Par le biais d’un film d’actualité vu au cinéma, le réalisateur s’offre même un détour par Tulsa, tout près de là. En 1921, un massacre raciste y coûta la vie à plusieurs centaines de personnes et détruisit complètement le quartier noir de Greenwood, surnommé « Black Wall Street » parce que les Afro-Américains qui y résidaient appartenaient à la bourgeoisie aisée, elle aussi trop riche aux yeux de certains. C’est l’âge d’or du Klu Klux Klan. Hale exploite la pauvreté des petits Blancs, la bêtise de son neveu, la rapacité des notables et la perversité des hors-la-loi, mais ce qui les unit tous, c’est le sentiment de faire partie d’une race supérieure.

Face à eux, les Osage cherchent leur place, chacun et chacune à sa façon, dans un monde auquel ils et elles sont sommé.e.s de s’adapter sans adhérer à ses principes ni pouvoir jouer d’égal à égal. Les descendants des autochtones mentionnés dans le film ont largement contribué à sa réalisation, conseillant Scorsese et ses acteurs, leur apprenant la langue et les rituels et interprétant certains des personnages. La principale représentante des Amérindiens dans le récit est cependant Molly, la femme, l’amante et la victime d’Ernest. Elle aime son mari comme on se jette à l’eau, en sachant le risque qu’on prend. Le moment le plus déchirant du film arrive après plus de trois heures, quand Molly doit enfin s’avouer qu’Ernest l’a trahie. C’est une séquence presque sans paroles, portée par les seuls regards des deux époux. A 80 ans, Martin Scorsese signe aussi, avec Killers of the Flower Moon, sa première vraie et troublante histoire d’amour.
Mais ce n’est pas la fin. Sortant de l’univers narratif du film, Scorsese reconstitue ensuite l’enregistrement en direct d’une émission radiophonique (qui a réellement existé), sponsorisée par une célèbre marque de cigarettes et relatant à sa manière, avec la collaboration du FBI et avec des acteurs exclusivement blancs, l’histoire que lui-même vient de nous raconter. Le public rit et applaudit, l’enquête sur le massacre des Osage est devenue un simple divertissement servant de faire-valoir au FBI. Scorsese lui-même vient alors rectifier le tir, s’avançant sur scène pour lire la nécrologie de Molly, la femme dont la mère, les sœurs et les cousins ont été tués sur l’ordre de Hale et avec la complicité de son propre mari. Lors de sa mort, « les meurtres n’ont pas été mentionnés » précise-t-il.

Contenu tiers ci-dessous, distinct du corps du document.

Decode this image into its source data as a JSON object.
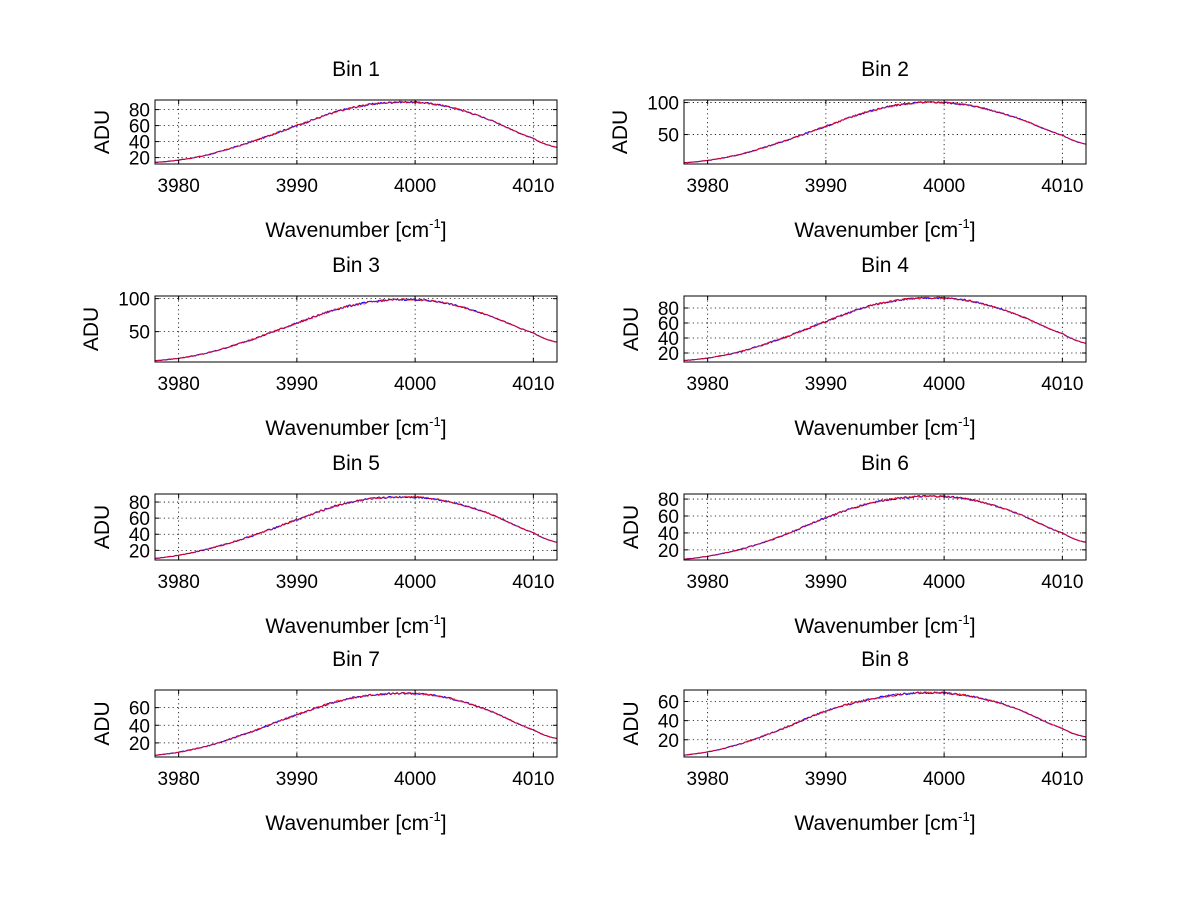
{
  "figure": {
    "background": "#ffffff"
  },
  "chart_data": [
    {
      "type": "line",
      "title": "Bin 1",
      "xlabel": "Wavenumber [cm",
      "xlabel_sup": "-1",
      "xlabel_close": "]",
      "ylabel": "ADU",
      "xlim": [
        3978,
        4012
      ],
      "ylim": [
        12,
        92
      ],
      "xticks": [
        3980,
        3990,
        4000,
        4010
      ],
      "xtick_labels": [
        "3980",
        "3990",
        "4000",
        "4010"
      ],
      "yticks": [
        20,
        40,
        60,
        80
      ],
      "ytick_labels": [
        "20",
        "40",
        "60",
        "80"
      ],
      "grid": true,
      "series": [
        {
          "name": "blue",
          "color": "#0000ff",
          "x": [
            3978,
            3982,
            3986,
            3990,
            3994,
            3998,
            4002,
            4006,
            4010,
            4012
          ],
          "y": [
            14,
            22,
            39,
            60,
            80,
            89,
            86,
            69,
            44,
            33
          ]
        },
        {
          "name": "red",
          "color": "#ff0000",
          "x": [
            3978,
            3982,
            3986,
            3990,
            3994,
            3998,
            4002,
            4006,
            4010,
            4012
          ],
          "y": [
            14,
            22,
            39,
            60,
            80,
            89,
            86,
            69,
            44,
            33
          ]
        }
      ]
    },
    {
      "type": "line",
      "title": "Bin 2",
      "xlabel": "Wavenumber [cm",
      "xlabel_sup": "-1",
      "xlabel_close": "]",
      "ylabel": "ADU",
      "xlim": [
        3978,
        4012
      ],
      "ylim": [
        4,
        104
      ],
      "xticks": [
        3980,
        3990,
        4000,
        4010
      ],
      "xtick_labels": [
        "3980",
        "3990",
        "4000",
        "4010"
      ],
      "yticks": [
        50,
        100
      ],
      "ytick_labels": [
        "50",
        "100"
      ],
      "grid": true,
      "series": [
        {
          "name": "blue",
          "color": "#0000ff",
          "x": [
            3978,
            3982,
            3986,
            3990,
            3994,
            3998,
            4002,
            4006,
            4010,
            4012
          ],
          "y": [
            6,
            16,
            37,
            63,
            88,
            100,
            96,
            77,
            49,
            35
          ]
        },
        {
          "name": "red",
          "color": "#ff0000",
          "x": [
            3978,
            3982,
            3986,
            3990,
            3994,
            3998,
            4002,
            4006,
            4010,
            4012
          ],
          "y": [
            6,
            16,
            37,
            63,
            88,
            100,
            96,
            77,
            49,
            35
          ]
        }
      ]
    },
    {
      "type": "line",
      "title": "Bin 3",
      "xlabel": "Wavenumber [cm",
      "xlabel_sup": "-1",
      "xlabel_close": "]",
      "ylabel": "ADU",
      "xlim": [
        3978,
        4012
      ],
      "ylim": [
        4,
        104
      ],
      "xticks": [
        3980,
        3990,
        4000,
        4010
      ],
      "xtick_labels": [
        "3980",
        "3990",
        "4000",
        "4010"
      ],
      "yticks": [
        50,
        100
      ],
      "ytick_labels": [
        "50",
        "100"
      ],
      "grid": true,
      "series": [
        {
          "name": "blue",
          "color": "#0000ff",
          "x": [
            3978,
            3982,
            3986,
            3990,
            3994,
            3998,
            4002,
            4006,
            4010,
            4012
          ],
          "y": [
            6,
            16,
            37,
            63,
            87,
            98,
            95,
            76,
            48,
            34
          ]
        },
        {
          "name": "red",
          "color": "#ff0000",
          "x": [
            3978,
            3982,
            3986,
            3990,
            3994,
            3998,
            4002,
            4006,
            4010,
            4012
          ],
          "y": [
            6,
            16,
            37,
            63,
            87,
            98,
            95,
            76,
            48,
            34
          ]
        }
      ]
    },
    {
      "type": "line",
      "title": "Bin 4",
      "xlabel": "Wavenumber [cm",
      "xlabel_sup": "-1",
      "xlabel_close": "]",
      "ylabel": "ADU",
      "xlim": [
        3978,
        4012
      ],
      "ylim": [
        8,
        96
      ],
      "xticks": [
        3980,
        3990,
        4000,
        4010
      ],
      "xtick_labels": [
        "3980",
        "3990",
        "4000",
        "4010"
      ],
      "yticks": [
        20,
        40,
        60,
        80
      ],
      "ytick_labels": [
        "20",
        "40",
        "60",
        "80"
      ],
      "grid": true,
      "series": [
        {
          "name": "blue",
          "color": "#0000ff",
          "x": [
            3978,
            3982,
            3986,
            3990,
            3994,
            3998,
            4002,
            4006,
            4010,
            4012
          ],
          "y": [
            10,
            19,
            38,
            62,
            84,
            93,
            90,
            72,
            46,
            33
          ]
        },
        {
          "name": "red",
          "color": "#ff0000",
          "x": [
            3978,
            3982,
            3986,
            3990,
            3994,
            3998,
            4002,
            4006,
            4010,
            4012
          ],
          "y": [
            10,
            19,
            38,
            62,
            84,
            93,
            90,
            72,
            46,
            33
          ]
        }
      ]
    },
    {
      "type": "line",
      "title": "Bin 5",
      "xlabel": "Wavenumber [cm",
      "xlabel_sup": "-1",
      "xlabel_close": "]",
      "ylabel": "ADU",
      "xlim": [
        3978,
        4012
      ],
      "ylim": [
        8,
        90
      ],
      "xticks": [
        3980,
        3990,
        4000,
        4010
      ],
      "xtick_labels": [
        "3980",
        "3990",
        "4000",
        "4010"
      ],
      "yticks": [
        20,
        40,
        60,
        80
      ],
      "ytick_labels": [
        "20",
        "40",
        "60",
        "80"
      ],
      "grid": true,
      "series": [
        {
          "name": "blue",
          "color": "#0000ff",
          "x": [
            3978,
            3982,
            3986,
            3990,
            3994,
            3998,
            4002,
            4006,
            4010,
            4012
          ],
          "y": [
            10,
            20,
            37,
            58,
            78,
            86,
            83,
            67,
            42,
            30
          ]
        },
        {
          "name": "red",
          "color": "#ff0000",
          "x": [
            3978,
            3982,
            3986,
            3990,
            3994,
            3998,
            4002,
            4006,
            4010,
            4012
          ],
          "y": [
            10,
            20,
            37,
            58,
            78,
            86,
            83,
            67,
            42,
            30
          ]
        }
      ]
    },
    {
      "type": "line",
      "title": "Bin 6",
      "xlabel": "Wavenumber [cm",
      "xlabel_sup": "-1",
      "xlabel_close": "]",
      "ylabel": "ADU",
      "xlim": [
        3978,
        4012
      ],
      "ylim": [
        8,
        86
      ],
      "xticks": [
        3980,
        3990,
        4000,
        4010
      ],
      "xtick_labels": [
        "3980",
        "3990",
        "4000",
        "4010"
      ],
      "yticks": [
        20,
        40,
        60,
        80
      ],
      "ytick_labels": [
        "20",
        "40",
        "60",
        "80"
      ],
      "grid": true,
      "series": [
        {
          "name": "blue",
          "color": "#0000ff",
          "x": [
            3978,
            3982,
            3986,
            3990,
            3994,
            3998,
            4002,
            4006,
            4010,
            4012
          ],
          "y": [
            9,
            18,
            35,
            58,
            76,
            83,
            80,
            64,
            40,
            29
          ]
        },
        {
          "name": "red",
          "color": "#ff0000",
          "x": [
            3978,
            3982,
            3986,
            3990,
            3994,
            3998,
            4002,
            4006,
            4010,
            4012
          ],
          "y": [
            9,
            18,
            35,
            58,
            76,
            83,
            80,
            64,
            40,
            29
          ]
        }
      ]
    },
    {
      "type": "line",
      "title": "Bin 7",
      "xlabel": "Wavenumber [cm",
      "xlabel_sup": "-1",
      "xlabel_close": "]",
      "ylabel": "ADU",
      "xlim": [
        3978,
        4012
      ],
      "ylim": [
        4,
        80
      ],
      "xticks": [
        3980,
        3990,
        4000,
        4010
      ],
      "xtick_labels": [
        "3980",
        "3990",
        "4000",
        "4010"
      ],
      "yticks": [
        20,
        40,
        60
      ],
      "ytick_labels": [
        "20",
        "40",
        "60"
      ],
      "grid": true,
      "series": [
        {
          "name": "blue",
          "color": "#0000ff",
          "x": [
            3978,
            3982,
            3986,
            3990,
            3994,
            3998,
            4002,
            4006,
            4010,
            4012
          ],
          "y": [
            6,
            15,
            32,
            52,
            69,
            76,
            73,
            58,
            35,
            25
          ]
        },
        {
          "name": "red",
          "color": "#ff0000",
          "x": [
            3978,
            3982,
            3986,
            3990,
            3994,
            3998,
            4002,
            4006,
            4010,
            4012
          ],
          "y": [
            6,
            15,
            32,
            52,
            69,
            76,
            73,
            58,
            35,
            25
          ]
        }
      ]
    },
    {
      "type": "line",
      "title": "Bin 8",
      "xlabel": "Wavenumber [cm",
      "xlabel_sup": "-1",
      "xlabel_close": "]",
      "ylabel": "ADU",
      "xlim": [
        3978,
        4012
      ],
      "ylim": [
        2,
        72
      ],
      "xticks": [
        3980,
        3990,
        4000,
        4010
      ],
      "xtick_labels": [
        "3980",
        "3990",
        "4000",
        "4010"
      ],
      "yticks": [
        20,
        40,
        60
      ],
      "ytick_labels": [
        "20",
        "40",
        "60"
      ],
      "grid": true,
      "series": [
        {
          "name": "blue",
          "color": "#0000ff",
          "x": [
            3978,
            3982,
            3986,
            3990,
            3994,
            3998,
            4002,
            4006,
            4010,
            4012
          ],
          "y": [
            4,
            13,
            30,
            50,
            63,
            69,
            66,
            53,
            32,
            23
          ]
        },
        {
          "name": "red",
          "color": "#ff0000",
          "x": [
            3978,
            3982,
            3986,
            3990,
            3994,
            3998,
            4002,
            4006,
            4010,
            4012
          ],
          "y": [
            4,
            13,
            30,
            50,
            63,
            69,
            66,
            53,
            32,
            23
          ]
        }
      ]
    }
  ]
}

Killers of the Flower Moon est basé sur une histoire réelle. Mais ces faits réels, on peut les raconter de maintes façons, comiques ou tragiques, en mettant l’accent sur un personnage plutôt que sur un autre ou en choisissant de mettre ou non en lumière certains aspects. Depuis plus de cent ans, Hollywood raconte l’histoire de l’Amérique en occultant le massacre des autochtones sur lequel elle s’est construite. S’il n’a pas été tout à fait oublié par les historiens, le massacre des Osage, comme celui de Tulsa, a disparu du récit national. C’est sur ce point que Scorsese attire l’attention, juste avant de céder la place aux Osage dans le dernier plan du film.
(1) L’histoire de la famille de Molly pourrait n’être que la pointe de l’iceberg. De nombreux autres Osage sont morts dans des conditions suspectes sans que leur décès ne donne jamais lieu à aucune enquête.
Actuellement au cinéma. Killers of the Flower Moon inaugure la nouvelle salle IMAX à Kinepolis Kirchberg.